LOST MY SECRETS? PAY UP, BUDDY!

If you had something extremely valuable to ship--a bundle of cash, a bag of diamonds or the plotline for "Mission Impossible 3"--would you just pack it in a cardboard box and hand it over to the United Parcel Service for delivery? My guess is that you would take extraordinary precautions. Hire an armored car for the valuables. Encode the story line with bulletproof encryption. So why did Citigroup use unencrypted computer tapes for a UPS run to transport personal financial information on nearly 4 million of its customers?

Those tapes are now, um, misplaced--in the same zone where your missing eyeglasses and checked airport baggage disappear to. There's no reason to think that the private information on them will fall into the conniving hands of identity thieves, but it's certainly possible. The same goes for the confidential data lost by Time Warner on 600,000 employees and the hacker-compromised credit-card numbers of 1.4 million DSW Shoe Warehouse customers. Meanwhile, the secrets of 145,000 Americans held by a company called ChoicePoint are in definite peril, since the firm carelessly sold them to actual crooks. Considering that identify theft has reached epidemic proportions (10 million victims a year), it seems that companies are all too cavalier when it comes to protecting the raw material for such crimes.

Certainly one factor for these recent data debacles is that securing information is hard. But security experts and privacy advocates make sense when they argue that there's another reason. And that is that when disaster happens, it's other people who suffer the disaster. The companies vow to do better--and the victims are faced with years of financial vulnerability.

"Since the companies themselves don't suffer any loss, it's considered an external problem," says Bruce Schneier, chief technical officer of Counterpane, a security company. "The only way to fix this is to make it an internal problem, with financial peril." As Marc Rotenberg of the Electronic Privacy Information Center puts it, "Companies, not consumers, should bear the cost when security breaches occur."

One helpful step was a 2003 California law that compelled companies to come clean when they lost information that could cause people's credit ratings and legal status to implode. "There's no doubt that were it not for the California law, no one would have known [of these breaches],"says Sen. Dianne Feinstein, who is sponsoring a national law that would require even stronger disclosure notices.

The threat of exposure may well spur some companies to ratchet up the care with which they treat your information.
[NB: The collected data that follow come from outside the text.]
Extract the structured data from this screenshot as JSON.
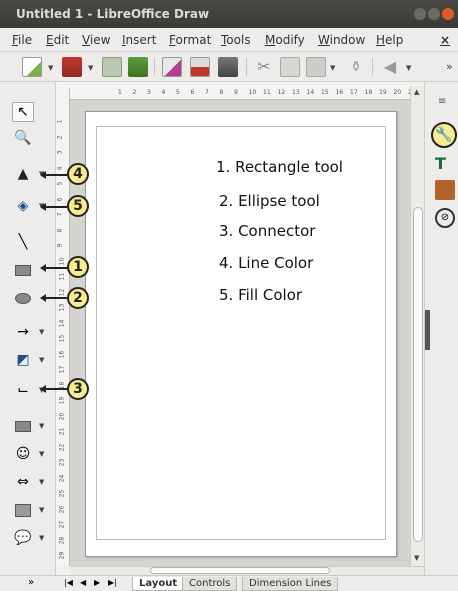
{
  "window": {
    "title": "Untitled 1 - LibreOffice Draw"
  },
  "menu": [
    "File",
    "Edit",
    "View",
    "Insert",
    "Format",
    "Tools",
    "Modify",
    "Window",
    "Help"
  ],
  "menu_close": "×",
  "toolbar": {
    "overflow": "»"
  },
  "rulers": {
    "h_ticks": [
      "1",
      "2",
      "3",
      "4",
      "5",
      "6",
      "7",
      "8",
      "9",
      "10",
      "11",
      "12",
      "13",
      "14",
      "15",
      "16",
      "17",
      "18",
      "19",
      "20",
      "21"
    ],
    "v_ticks": [
      "1",
      "2",
      "3",
      "4",
      "5",
      "6",
      "7",
      "8",
      "9",
      "10",
      "11",
      "12",
      "13",
      "14",
      "15",
      "16",
      "17",
      "18",
      "19",
      "20",
      "21",
      "22",
      "23",
      "24",
      "25",
      "26",
      "27",
      "28",
      "29"
    ]
  },
  "legend": [
    "1.  Rectangle tool",
    "2.  Ellipse tool",
    "3.  Connector",
    "4.  Line Color",
    "5.  Fill Color"
  ],
  "callouts": [
    "4",
    "5",
    "1",
    "2",
    "3"
  ],
  "tabs": [
    "Layout",
    "Controls",
    "Dimension Lines"
  ],
  "bottom": {
    "more": "»",
    "nav": [
      "|◀",
      "◀",
      "▶",
      "▶|"
    ]
  },
  "colors": {
    "callout_fill": "#f8ec8c",
    "title_bg": "#3c3b37",
    "close_button": "#e0592a"
  }
}
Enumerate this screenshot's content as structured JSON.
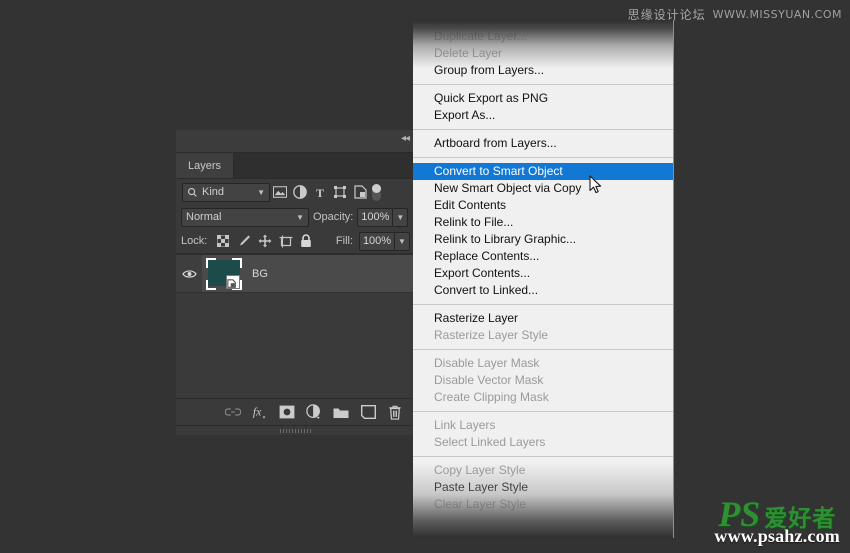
{
  "watermarks": {
    "top_cn": "思缘设计论坛",
    "top_url": "WWW.MISSYUAN.COM",
    "bottom_ps": "PS",
    "bottom_cn": "爱好者",
    "bottom_url": "www.psahz.com"
  },
  "layers_panel": {
    "tab_label": "Layers",
    "collapse_icon": "collapse-panel-icon",
    "filter": {
      "search_icon": "search-icon",
      "kind_label": "Kind",
      "chevron": "chevron-down-icon",
      "icons": [
        {
          "name": "filter-pixel-layers-icon",
          "glyph": "image"
        },
        {
          "name": "filter-adjustment-layers-icon",
          "glyph": "halfcircle"
        },
        {
          "name": "filter-type-layers-icon",
          "glyph": "T"
        },
        {
          "name": "filter-shape-layers-icon",
          "glyph": "shape"
        },
        {
          "name": "filter-smart-objects-icon",
          "glyph": "smart"
        }
      ],
      "toggle_name": "filter-enable-toggle"
    },
    "blend": {
      "mode_value": "Normal",
      "opacity_label": "Opacity:",
      "opacity_value": "100%"
    },
    "lock": {
      "label": "Lock:",
      "fill_label": "Fill:",
      "fill_value": "100%",
      "icons": [
        {
          "name": "lock-transparent-pixels-icon"
        },
        {
          "name": "lock-image-pixels-icon"
        },
        {
          "name": "lock-position-icon"
        },
        {
          "name": "lock-artboard-nesting-icon"
        },
        {
          "name": "lock-all-icon"
        }
      ]
    },
    "layer": {
      "visibility_icon": "eye-icon",
      "name": "BG",
      "thumbnail_color": "#1d4a4a",
      "smart_object_badge": "smart-object-badge-icon"
    },
    "bottom_icons": [
      {
        "name": "link-layers-icon"
      },
      {
        "name": "layer-style-fx-icon"
      },
      {
        "name": "add-layer-mask-icon"
      },
      {
        "name": "new-adjustment-layer-icon"
      },
      {
        "name": "new-group-icon"
      },
      {
        "name": "new-layer-icon"
      },
      {
        "name": "delete-layer-icon"
      }
    ]
  },
  "context_menu": {
    "selected_item": "Convert to Smart Object",
    "highlight_color": "#1278d4",
    "groups": [
      {
        "items": [
          {
            "label": "Duplicate Layer...",
            "state": "faded"
          },
          {
            "label": "Delete Layer",
            "state": "faded"
          },
          {
            "label": "Group from Layers...",
            "state": "enabled"
          }
        ]
      },
      {
        "items": [
          {
            "label": "Quick Export as PNG",
            "state": "enabled"
          },
          {
            "label": "Export As...",
            "state": "enabled"
          }
        ]
      },
      {
        "items": [
          {
            "label": "Artboard from Layers...",
            "state": "enabled"
          }
        ]
      },
      {
        "items": [
          {
            "label": "Convert to Smart Object",
            "state": "selected"
          },
          {
            "label": "New Smart Object via Copy",
            "state": "enabled"
          },
          {
            "label": "Edit Contents",
            "state": "enabled"
          },
          {
            "label": "Relink to File...",
            "state": "enabled"
          },
          {
            "label": "Relink to Library Graphic...",
            "state": "enabled"
          },
          {
            "label": "Replace Contents...",
            "state": "enabled"
          },
          {
            "label": "Export Contents...",
            "state": "enabled"
          },
          {
            "label": "Convert to Linked...",
            "state": "enabled"
          }
        ]
      },
      {
        "items": [
          {
            "label": "Rasterize Layer",
            "state": "enabled"
          },
          {
            "label": "Rasterize Layer Style",
            "state": "disabled"
          }
        ]
      },
      {
        "items": [
          {
            "label": "Disable Layer Mask",
            "state": "disabled"
          },
          {
            "label": "Disable Vector Mask",
            "state": "disabled"
          },
          {
            "label": "Create Clipping Mask",
            "state": "disabled"
          }
        ]
      },
      {
        "items": [
          {
            "label": "Link Layers",
            "state": "disabled"
          },
          {
            "label": "Select Linked Layers",
            "state": "disabled"
          }
        ]
      },
      {
        "items": [
          {
            "label": "Copy Layer Style",
            "state": "disabled"
          },
          {
            "label": "Paste Layer Style",
            "state": "enabled"
          },
          {
            "label": "Clear Layer Style",
            "state": "faded"
          }
        ]
      }
    ],
    "cursor_icon": "mouse-pointer-cursor"
  }
}
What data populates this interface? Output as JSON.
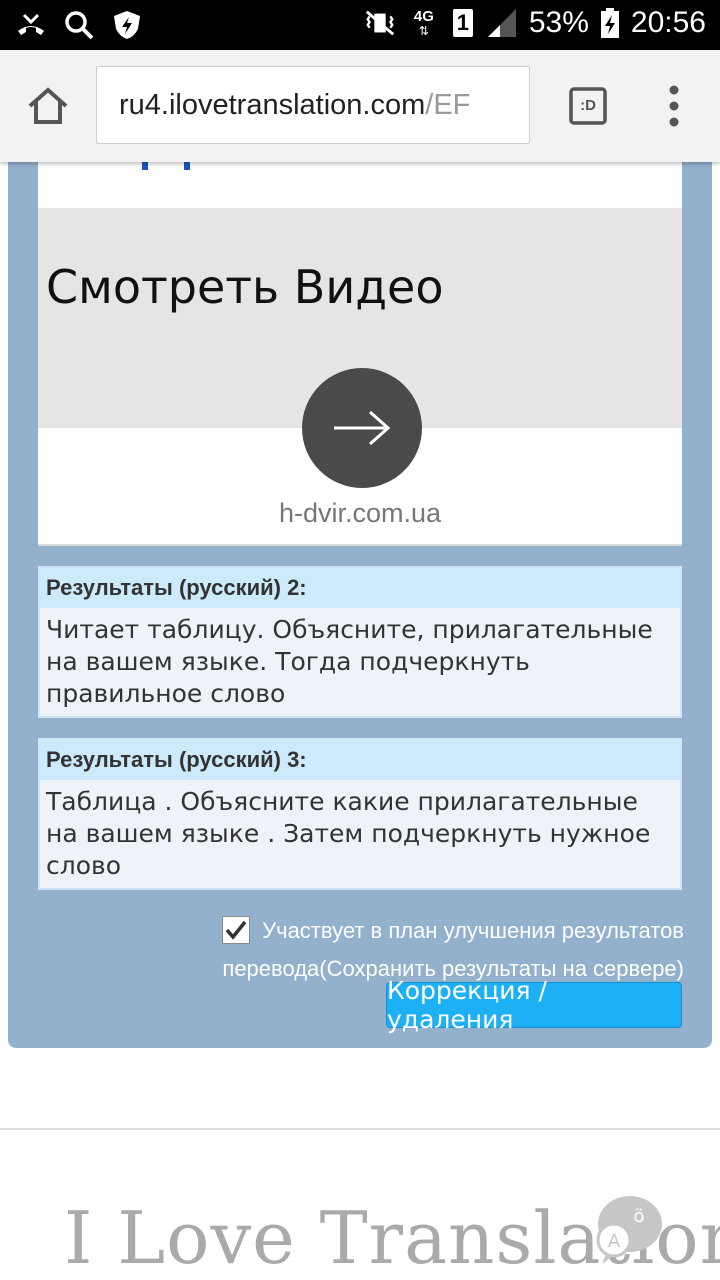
{
  "status_bar": {
    "battery_percent": "53%",
    "sim_slot": "1",
    "network": "4G",
    "time": "20:56",
    "icons": [
      "missed-call-icon",
      "search-icon",
      "shield-icon",
      "vibrate-mute-icon",
      "signal-icon",
      "battery-charging-icon"
    ]
  },
  "browser": {
    "url_host": "ru4.ilovetranslation.com",
    "url_path": "/EF",
    "tabs_label": ":D"
  },
  "ad": {
    "title": "Смотреть Видео",
    "domain": "h-dvir.com.ua"
  },
  "results": [
    {
      "header": "Результаты (русский) 2:",
      "text": "Читает таблицу. Объясните, прилагательные на вашем языке. Тогда подчеркнуть правильное слово"
    },
    {
      "header": "Результаты (русский) 3:",
      "text": "Таблица . Объясните какие прилагательные на вашем языке . Затем подчеркнуть нужное слово"
    }
  ],
  "agree": {
    "label": "Участвует в план улучшения результатов перевода(Сохранить результаты на сервере)",
    "checked": true
  },
  "buttons": {
    "correction_label": "Коррекция / удаления"
  },
  "footer": {
    "logo_text": "I Love Translation"
  },
  "colors": {
    "panel": "#93b0cd",
    "result_header": "#cdeafb",
    "button": "#1eb0f5"
  }
}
But, as Counterpane's Schneier points out, the practice of shaming companies into compliance has its limits. After hearing of a dozen failures culminating in the loss of the 4 million records by Citi and UPS, how newsworthy will subsequent losses be, especially if they involve only a few thousand people exposed to identity thieves? And while ChoicePoint's well-publicized error was an embarrassment, its CEO nonetheless got a $1.8 million bonus for his performance last year.

Surely one remedy for this outbreak is to hit these companies where it hurts--in the pocketbook. Congress should go beyond disclosure laws and pass sanctions that make losing someone else's credit card, Social Security number or mom's maiden name such a costly proposition that companies will spare no expense to prevent such losses. We can't expect absolute perfection. But citizens should demand that companies protect their secrets as zealously as they protect their cash reserves. If not, those reserves should be drained considerably.